As a hybrid system is modular, the possibilities of using different storage media are greater. For example, systems can be built that can work online or offline using a similar architecture, which facilitates an exchange of EDL between off-line and on-line and even the possibility of running off-line and on-line in a single system.

As the density of disks, which is increasing, is on par with the density of tapes, which is also increasing, disk and tape combinations will be possible in the near future. But can these combinations occur on a general-purpose computer or will they require dedicated hardware? In a hybrid system, such as the one proposed by Horton, both can be used: a computer to generate pictures or images of text and then perform special effects supported by dedicated hardware. Of course, computer systems are expected to become faster and faster, but as this is achieved, dedicated hardware will also become faster and cheaper. In a hybrid system, both the fast computer and the improved hardware can be used.

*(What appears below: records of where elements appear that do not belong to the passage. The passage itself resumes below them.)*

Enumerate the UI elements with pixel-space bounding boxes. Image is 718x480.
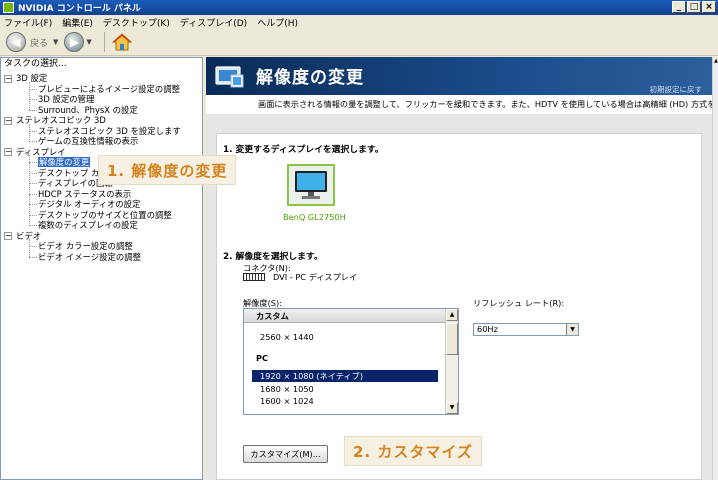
collapse-icon[interactable]: − xyxy=(4,74,12,83)
tree-guide-line xyxy=(29,239,30,257)
resolution-group-header: カスタム xyxy=(244,309,445,323)
step1-heading: 1. 変更するディスプレイを選択します。 xyxy=(223,145,384,155)
tree-item[interactable]: ステレオスコピック 3D を設定します xyxy=(1,126,202,137)
settings-area: 1. 変更するディスプレイを選択します。 BenQ GL2750H 2. 解像度… xyxy=(216,133,702,480)
tree-item-label: ゲームの互換性情報の表示 xyxy=(38,136,139,146)
resolution-list[interactable]: カスタム 2560 × 1440 PC 1920 × 1080 (ネイティブ) 1680… xyxy=(243,308,459,415)
forward-arrow-icon[interactable]: ▶ xyxy=(64,32,85,52)
tree-item[interactable]: ビデオ カラー設定の調整 xyxy=(1,241,202,252)
nvidia-app-icon xyxy=(3,2,14,13)
display-selector[interactable] xyxy=(287,164,335,206)
collapse-icon[interactable]: − xyxy=(4,148,12,156)
resolution-option[interactable]: 2560 × 1440 xyxy=(244,331,445,343)
refresh-rate-value: 60Hz xyxy=(477,324,498,334)
tree-category[interactable]: − ステレオスコピック 3D xyxy=(1,115,202,126)
tree-item[interactable]: Surround、PhysX の設定 xyxy=(1,105,202,116)
restore-defaults-link[interactable]: 初期設定に戻す xyxy=(650,84,703,95)
page-title: 解像度の変更 xyxy=(256,68,364,88)
resolution-scrollbar[interactable]: ▲ ▼ xyxy=(445,309,458,414)
toolbar: ◀ 戻る ▼ ▶ ▼ xyxy=(0,29,718,56)
collapse-icon[interactable]: − xyxy=(4,232,12,240)
menu-bar: ファイル(F) 編集(E) デスクトップ(K) ディスプレイ(D) ヘルプ(H) xyxy=(0,15,718,29)
tree-item-label: 3D 設定の管理 xyxy=(38,94,95,104)
tree-item-label: ビデオ イメージ設定の調整 xyxy=(38,251,141,262)
tree-category[interactable]: −3D 設定 xyxy=(1,73,202,84)
resolution-option[interactable]: 1920 × 1080 (ネイティブ) xyxy=(252,370,438,382)
scroll-thumb[interactable] xyxy=(446,323,458,355)
back-label[interactable]: 戻る xyxy=(30,36,48,49)
connector-value: DVI - PC ディスプレイ xyxy=(273,272,358,282)
refresh-rate-label: リフレッシュ レート(R): xyxy=(473,298,565,308)
tree-item-label: ディスプレイ xyxy=(16,146,66,157)
tree-item-label: 3D 設定 xyxy=(16,73,48,83)
refresh-rate-select[interactable]: 60Hz ▼ xyxy=(473,323,579,336)
tree-item[interactable]: ゲームの互換性情報の表示 xyxy=(1,136,202,147)
tree-item-label: プレビューによるイメージ設定の調整 xyxy=(38,83,180,94)
back-arrow-icon[interactable]: ◀ xyxy=(6,32,26,52)
tree-item-label: デスクトップのサイズと位置の調整 xyxy=(38,209,172,220)
customize-button[interactable]: カスタマイズ(M)... xyxy=(243,445,328,463)
tree-item[interactable]: デジタル オーディオの設定 xyxy=(1,199,202,210)
page-banner: 解像度の変更 初期設定に戻す xyxy=(206,57,712,95)
content-panel: 解像度の変更 初期設定に戻す 画面に表示される情報の量を調整して、フリッカーを緩… xyxy=(206,57,718,480)
step2-heading: 2. 解像度を選択します。 xyxy=(223,252,323,262)
menu-edit[interactable]: 編集(E) xyxy=(62,16,93,29)
resolution-option[interactable]: 1600 × 1024 xyxy=(244,395,445,407)
scroll-up-icon[interactable]: ▲ xyxy=(713,57,718,65)
tree-guide-line xyxy=(29,155,30,226)
chevron-down-icon[interactable]: ▼ xyxy=(566,324,578,335)
tree-item-label: HDCP ステータスの表示 xyxy=(38,188,132,199)
annotation-step2: 2. カスタマイズ xyxy=(344,436,482,466)
maximize-button[interactable]: □ xyxy=(687,1,701,13)
toolbar-divider xyxy=(103,32,105,52)
display-resolution-icon xyxy=(215,65,245,89)
resolution-items: カスタム 2560 × 1440 PC 1920 × 1080 (ネイティブ) 1680… xyxy=(244,309,445,414)
menu-display[interactable]: ディスプレイ(D) xyxy=(180,16,247,29)
display-name[interactable]: BenQ GL2750H xyxy=(283,212,346,222)
scroll-down-icon[interactable]: ▼ xyxy=(446,402,458,414)
tree-item-label: Surround、PhysX の設定 xyxy=(38,104,138,115)
home-icon[interactable] xyxy=(111,31,133,53)
scroll-up-icon[interactable]: ▲ xyxy=(446,309,458,321)
dvi-port-icon xyxy=(243,273,265,281)
tree-item-label: ビデオ カラー設定の調整 xyxy=(38,241,133,251)
menu-help[interactable]: ヘルプ(H) xyxy=(257,16,298,29)
menu-desktop[interactable]: デスクトップ(K) xyxy=(103,16,170,29)
menu-file[interactable]: ファイル(F) xyxy=(4,16,52,29)
task-panel-header: タスクの選択... xyxy=(4,59,67,69)
minimize-button[interactable]: _ xyxy=(672,1,686,13)
title-bar: NVIDIA コントロール パネル _ □ × xyxy=(0,0,718,15)
window-title: NVIDIA コントロール パネル xyxy=(18,4,141,14)
back-dropdown-icon[interactable]: ▼ xyxy=(53,38,58,46)
annotation-step1: 1. 解像度の変更 xyxy=(98,155,237,185)
window-controls: _ □ × xyxy=(672,1,716,13)
collapse-icon[interactable]: − xyxy=(4,116,12,125)
tree-item[interactable]: HDCP ステータスの表示 xyxy=(1,189,202,200)
content-scrollbar[interactable]: ▲ xyxy=(712,57,718,480)
connector-info: DVI - PC ディスプレイ xyxy=(243,271,357,283)
page-description: 画面に表示される情報の量を調整して、フリッカーを緩和できます。また、HDTV を… xyxy=(206,95,712,114)
close-button[interactable]: × xyxy=(702,1,716,13)
tree-item[interactable]: 複数のディスプレイの設定 xyxy=(1,220,202,231)
resolution-option[interactable]: 1680 × 1050 xyxy=(244,383,445,395)
tree-item[interactable]: デスクトップのサイズと位置の調整 xyxy=(1,210,202,221)
task-panel: タスクの選択... −3D 設定 プレビューによるイメージ設定の調整 3D 設定の管… xyxy=(0,57,203,480)
monitor-icon xyxy=(295,171,327,199)
tree-category[interactable]: − ビデオ xyxy=(1,231,202,242)
tree-item[interactable]: プレビューによるイメージ設定の調整 xyxy=(1,84,202,95)
resolution-group-header: PC xyxy=(256,353,269,363)
tree-item-label: 解像度の変更 xyxy=(38,157,91,167)
tree-guide-line xyxy=(29,123,30,142)
tree-item-label: デジタル オーディオの設定 xyxy=(38,199,141,209)
tree-item[interactable]: 3D 設定の管理 xyxy=(1,94,202,105)
tree-guide-line xyxy=(29,81,30,110)
tree-item[interactable]: ビデオ イメージ設定の調整 xyxy=(1,252,202,263)
tree-item-label: 複数のディスプレイの設定 xyxy=(38,220,138,230)
tree-item-label: ステレオスコピック 3D を設定します xyxy=(38,125,181,136)
forward-dropdown-icon[interactable]: ▼ xyxy=(86,38,91,46)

While moving from tape to disk

The goal of hybrid editing is not to stop any post-production technique that is currently working with existing editing technology, while adding benefits of randómico access and the ability to use external software. It is rather to appropriate the benefits and advantages of the tape's own storage to combine them with the real time and randómico access provided by the disk.

In the meantime, the suggestion is to first solve the problem of digitizing before editing through the direct acquisition of randómico access media. It remains to be seen whether this technology is economical and practical. There are many unresolved questions in this regard, including operating costs, image quality, and the fragility of a disc filmer.

It seems reasonable to conclude that the hybrid system, which allows direct-to-disk editing without digitizing, is a different way of looking at the problem and is based on existing technology that has been approved.